View in context: https://bugs.webkit.org/attachment.cgi?id=354872&action=review

> Source/WebCore/platform/network/soup/CertificateInfo.h:74
> +template<> struct Coder<GRefPtr<GByteArray>> {

Does this need #if USE(GLIB) around it and friends (to line 127).
Comment 17 Joseph Pecoraro 2018-11-16 15:49:32 PST
> I made `supportsShowCertificate` an attribute on IFH, so it should be doing logic.

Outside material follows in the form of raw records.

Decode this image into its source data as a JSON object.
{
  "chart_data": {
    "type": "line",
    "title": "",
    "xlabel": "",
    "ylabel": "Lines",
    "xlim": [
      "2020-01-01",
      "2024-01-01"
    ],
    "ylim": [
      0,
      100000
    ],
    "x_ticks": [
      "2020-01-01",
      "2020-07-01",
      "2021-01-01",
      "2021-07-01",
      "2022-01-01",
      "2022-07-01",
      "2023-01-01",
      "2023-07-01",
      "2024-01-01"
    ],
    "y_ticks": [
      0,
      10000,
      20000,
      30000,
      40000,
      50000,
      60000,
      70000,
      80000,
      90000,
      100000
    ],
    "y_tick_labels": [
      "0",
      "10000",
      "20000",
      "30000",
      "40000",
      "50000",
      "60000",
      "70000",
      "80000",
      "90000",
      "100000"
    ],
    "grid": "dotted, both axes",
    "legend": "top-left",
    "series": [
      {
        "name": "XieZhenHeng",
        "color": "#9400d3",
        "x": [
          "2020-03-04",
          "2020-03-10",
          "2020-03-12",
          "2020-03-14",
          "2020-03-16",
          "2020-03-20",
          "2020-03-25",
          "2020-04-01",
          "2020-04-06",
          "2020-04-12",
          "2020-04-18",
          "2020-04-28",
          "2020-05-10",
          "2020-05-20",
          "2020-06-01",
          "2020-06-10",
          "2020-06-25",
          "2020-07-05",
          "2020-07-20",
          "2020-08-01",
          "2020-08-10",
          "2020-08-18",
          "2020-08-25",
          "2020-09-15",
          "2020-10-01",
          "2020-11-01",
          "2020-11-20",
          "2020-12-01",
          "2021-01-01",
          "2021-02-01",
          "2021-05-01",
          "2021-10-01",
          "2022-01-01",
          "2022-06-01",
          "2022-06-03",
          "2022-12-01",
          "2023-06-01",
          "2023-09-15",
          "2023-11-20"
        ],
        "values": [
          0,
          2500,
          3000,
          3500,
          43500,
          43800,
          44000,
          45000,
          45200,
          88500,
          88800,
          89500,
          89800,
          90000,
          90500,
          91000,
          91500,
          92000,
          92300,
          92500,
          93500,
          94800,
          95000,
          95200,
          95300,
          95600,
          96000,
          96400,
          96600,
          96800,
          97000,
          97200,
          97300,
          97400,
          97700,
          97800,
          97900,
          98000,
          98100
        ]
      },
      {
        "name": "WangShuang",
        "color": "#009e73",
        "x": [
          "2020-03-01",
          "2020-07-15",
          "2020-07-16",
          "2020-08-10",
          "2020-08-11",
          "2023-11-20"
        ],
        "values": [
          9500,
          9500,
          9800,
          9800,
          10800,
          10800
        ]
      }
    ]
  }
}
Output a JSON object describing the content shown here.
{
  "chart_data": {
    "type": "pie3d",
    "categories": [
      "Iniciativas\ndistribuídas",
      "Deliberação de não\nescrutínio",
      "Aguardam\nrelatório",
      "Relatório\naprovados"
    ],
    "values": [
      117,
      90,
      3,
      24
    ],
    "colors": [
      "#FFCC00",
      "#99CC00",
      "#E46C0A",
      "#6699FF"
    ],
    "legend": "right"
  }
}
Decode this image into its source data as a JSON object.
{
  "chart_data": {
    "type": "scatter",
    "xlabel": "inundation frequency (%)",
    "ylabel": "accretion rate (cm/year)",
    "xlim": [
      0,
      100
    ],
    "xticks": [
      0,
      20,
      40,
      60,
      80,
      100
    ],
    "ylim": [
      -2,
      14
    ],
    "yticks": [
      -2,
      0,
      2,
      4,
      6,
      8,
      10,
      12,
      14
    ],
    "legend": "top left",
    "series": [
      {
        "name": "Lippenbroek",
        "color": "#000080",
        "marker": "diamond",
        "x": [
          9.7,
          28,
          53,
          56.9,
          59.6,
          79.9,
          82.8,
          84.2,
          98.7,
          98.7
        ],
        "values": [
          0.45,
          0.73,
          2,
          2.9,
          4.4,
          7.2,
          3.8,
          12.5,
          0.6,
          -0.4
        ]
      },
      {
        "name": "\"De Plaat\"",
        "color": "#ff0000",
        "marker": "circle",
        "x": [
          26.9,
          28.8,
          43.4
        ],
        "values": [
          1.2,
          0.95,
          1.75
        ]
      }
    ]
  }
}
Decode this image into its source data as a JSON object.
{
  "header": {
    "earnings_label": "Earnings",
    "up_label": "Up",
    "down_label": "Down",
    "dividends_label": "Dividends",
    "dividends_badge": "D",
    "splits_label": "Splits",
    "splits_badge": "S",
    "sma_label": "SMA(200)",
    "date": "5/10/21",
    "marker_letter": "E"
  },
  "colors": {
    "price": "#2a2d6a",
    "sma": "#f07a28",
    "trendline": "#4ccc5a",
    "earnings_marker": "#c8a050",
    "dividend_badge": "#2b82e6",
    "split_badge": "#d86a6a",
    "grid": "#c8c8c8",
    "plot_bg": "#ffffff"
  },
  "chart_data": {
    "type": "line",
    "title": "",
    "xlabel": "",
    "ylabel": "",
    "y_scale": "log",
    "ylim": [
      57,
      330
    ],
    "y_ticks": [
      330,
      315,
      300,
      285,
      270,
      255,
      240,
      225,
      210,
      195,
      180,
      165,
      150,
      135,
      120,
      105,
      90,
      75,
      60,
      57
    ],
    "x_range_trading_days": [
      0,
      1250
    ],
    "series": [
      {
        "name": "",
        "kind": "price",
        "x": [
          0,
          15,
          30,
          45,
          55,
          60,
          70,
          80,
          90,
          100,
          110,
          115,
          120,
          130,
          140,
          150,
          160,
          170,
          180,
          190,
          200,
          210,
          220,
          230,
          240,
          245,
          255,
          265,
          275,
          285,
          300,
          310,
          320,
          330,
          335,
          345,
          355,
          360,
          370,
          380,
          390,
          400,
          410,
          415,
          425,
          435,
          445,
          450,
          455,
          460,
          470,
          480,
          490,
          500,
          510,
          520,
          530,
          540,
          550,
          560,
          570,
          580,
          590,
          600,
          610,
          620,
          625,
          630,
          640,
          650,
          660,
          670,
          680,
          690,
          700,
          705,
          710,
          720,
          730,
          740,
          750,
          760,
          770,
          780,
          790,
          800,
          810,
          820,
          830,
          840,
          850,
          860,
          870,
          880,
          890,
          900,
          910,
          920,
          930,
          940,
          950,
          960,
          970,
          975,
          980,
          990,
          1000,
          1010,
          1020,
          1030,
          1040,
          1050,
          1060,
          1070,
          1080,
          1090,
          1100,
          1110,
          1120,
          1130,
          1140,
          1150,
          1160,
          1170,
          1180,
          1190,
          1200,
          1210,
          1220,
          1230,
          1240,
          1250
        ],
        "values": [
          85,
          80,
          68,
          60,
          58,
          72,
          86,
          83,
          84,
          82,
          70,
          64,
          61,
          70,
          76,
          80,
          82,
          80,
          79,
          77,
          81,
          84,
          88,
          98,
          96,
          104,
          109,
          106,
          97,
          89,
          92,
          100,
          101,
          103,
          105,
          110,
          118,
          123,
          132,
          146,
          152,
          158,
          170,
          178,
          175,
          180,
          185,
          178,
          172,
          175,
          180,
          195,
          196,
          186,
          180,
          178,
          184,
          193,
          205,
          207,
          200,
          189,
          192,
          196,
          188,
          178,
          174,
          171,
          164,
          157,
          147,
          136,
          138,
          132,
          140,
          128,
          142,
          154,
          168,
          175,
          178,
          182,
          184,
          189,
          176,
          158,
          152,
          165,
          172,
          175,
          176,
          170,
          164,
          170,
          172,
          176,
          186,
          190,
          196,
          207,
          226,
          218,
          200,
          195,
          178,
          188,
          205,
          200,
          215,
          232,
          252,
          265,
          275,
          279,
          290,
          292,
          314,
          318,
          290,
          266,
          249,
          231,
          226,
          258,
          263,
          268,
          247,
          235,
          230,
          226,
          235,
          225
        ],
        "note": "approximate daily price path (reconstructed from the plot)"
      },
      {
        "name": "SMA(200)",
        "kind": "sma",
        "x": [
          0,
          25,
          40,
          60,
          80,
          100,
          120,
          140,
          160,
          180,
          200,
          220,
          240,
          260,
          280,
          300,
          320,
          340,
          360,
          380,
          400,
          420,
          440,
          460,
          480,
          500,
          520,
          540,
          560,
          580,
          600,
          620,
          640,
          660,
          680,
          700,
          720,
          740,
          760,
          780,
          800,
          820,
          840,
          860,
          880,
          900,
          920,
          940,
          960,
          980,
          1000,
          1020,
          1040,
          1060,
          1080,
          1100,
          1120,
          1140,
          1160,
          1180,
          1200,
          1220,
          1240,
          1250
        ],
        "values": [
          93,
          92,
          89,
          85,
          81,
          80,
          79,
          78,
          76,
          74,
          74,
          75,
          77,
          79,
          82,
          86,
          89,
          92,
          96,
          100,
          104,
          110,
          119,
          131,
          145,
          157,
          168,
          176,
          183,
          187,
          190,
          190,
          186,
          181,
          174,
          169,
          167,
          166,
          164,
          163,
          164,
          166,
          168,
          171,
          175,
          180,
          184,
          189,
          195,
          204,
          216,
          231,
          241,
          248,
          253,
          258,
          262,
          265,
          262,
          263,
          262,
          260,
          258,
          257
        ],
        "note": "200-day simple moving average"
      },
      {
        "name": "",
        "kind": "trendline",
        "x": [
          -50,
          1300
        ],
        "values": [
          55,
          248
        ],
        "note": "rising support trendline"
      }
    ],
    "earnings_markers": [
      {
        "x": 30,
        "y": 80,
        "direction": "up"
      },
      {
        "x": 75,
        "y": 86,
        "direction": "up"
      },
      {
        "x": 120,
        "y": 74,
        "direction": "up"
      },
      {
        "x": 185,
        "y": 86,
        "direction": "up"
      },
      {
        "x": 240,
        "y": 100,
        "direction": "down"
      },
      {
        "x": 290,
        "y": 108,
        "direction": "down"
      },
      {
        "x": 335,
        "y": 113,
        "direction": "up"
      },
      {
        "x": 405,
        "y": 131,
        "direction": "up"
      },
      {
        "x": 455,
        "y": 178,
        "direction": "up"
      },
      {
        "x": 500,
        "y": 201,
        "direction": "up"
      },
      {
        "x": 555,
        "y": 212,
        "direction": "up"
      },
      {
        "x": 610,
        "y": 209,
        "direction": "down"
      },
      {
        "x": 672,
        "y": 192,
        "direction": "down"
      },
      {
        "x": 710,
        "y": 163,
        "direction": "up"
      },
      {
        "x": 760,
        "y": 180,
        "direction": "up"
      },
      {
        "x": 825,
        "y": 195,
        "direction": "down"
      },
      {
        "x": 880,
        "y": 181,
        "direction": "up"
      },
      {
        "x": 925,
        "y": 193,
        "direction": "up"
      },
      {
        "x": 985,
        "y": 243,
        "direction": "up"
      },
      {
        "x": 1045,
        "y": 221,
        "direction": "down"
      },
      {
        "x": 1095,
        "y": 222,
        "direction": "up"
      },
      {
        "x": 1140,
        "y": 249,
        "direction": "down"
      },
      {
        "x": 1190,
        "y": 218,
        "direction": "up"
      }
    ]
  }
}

Oh nice! I read the .h and though it was the .idl!
Comment 18 Devin Rousso 2018-11-16 15:55:18 PST
Created attachment 355145 [details]
Patch
Comment 19 Devin Rousso 2018-11-16 23:53:48 PST
Created attachment 355185 [details]
Patch
Comment 20 Devin Rousso 2018-11-17 00:33:27 PST
Created attachment 355187 [details]
Patch
Comment 21 Devin Rousso 2018-11-17 00:38:03 PST
Created attachment 355188 [details]
Patch
Comment 22 Devin Rousso 2018-11-17 00:56:31 PST
Created attachment 355189 [details]
Patch

Try adding include for WebCoreArgumentCoders.h
Comment 23 EWS Watchlist 2018-11-17 02:54:40 PST Comment hidden (obsolete)
Comment 24 EWS Watchlist 2018-11-17 02:54:42 PST Comment hidden (obsolete)
Comment 25 WebKit Commit Bot 2018-11-17 10:27:50 PST
Comment on attachment 355189 [details]
Patch

Clearing flags on attachment: 355189

Committed r238350: <https://trac.webkit.org/changeset/238350>
Comment 26 WebKit Commit Bot 2018-11-17 10:27:52 PST
All reviewed patches have been landed.  Closing bug.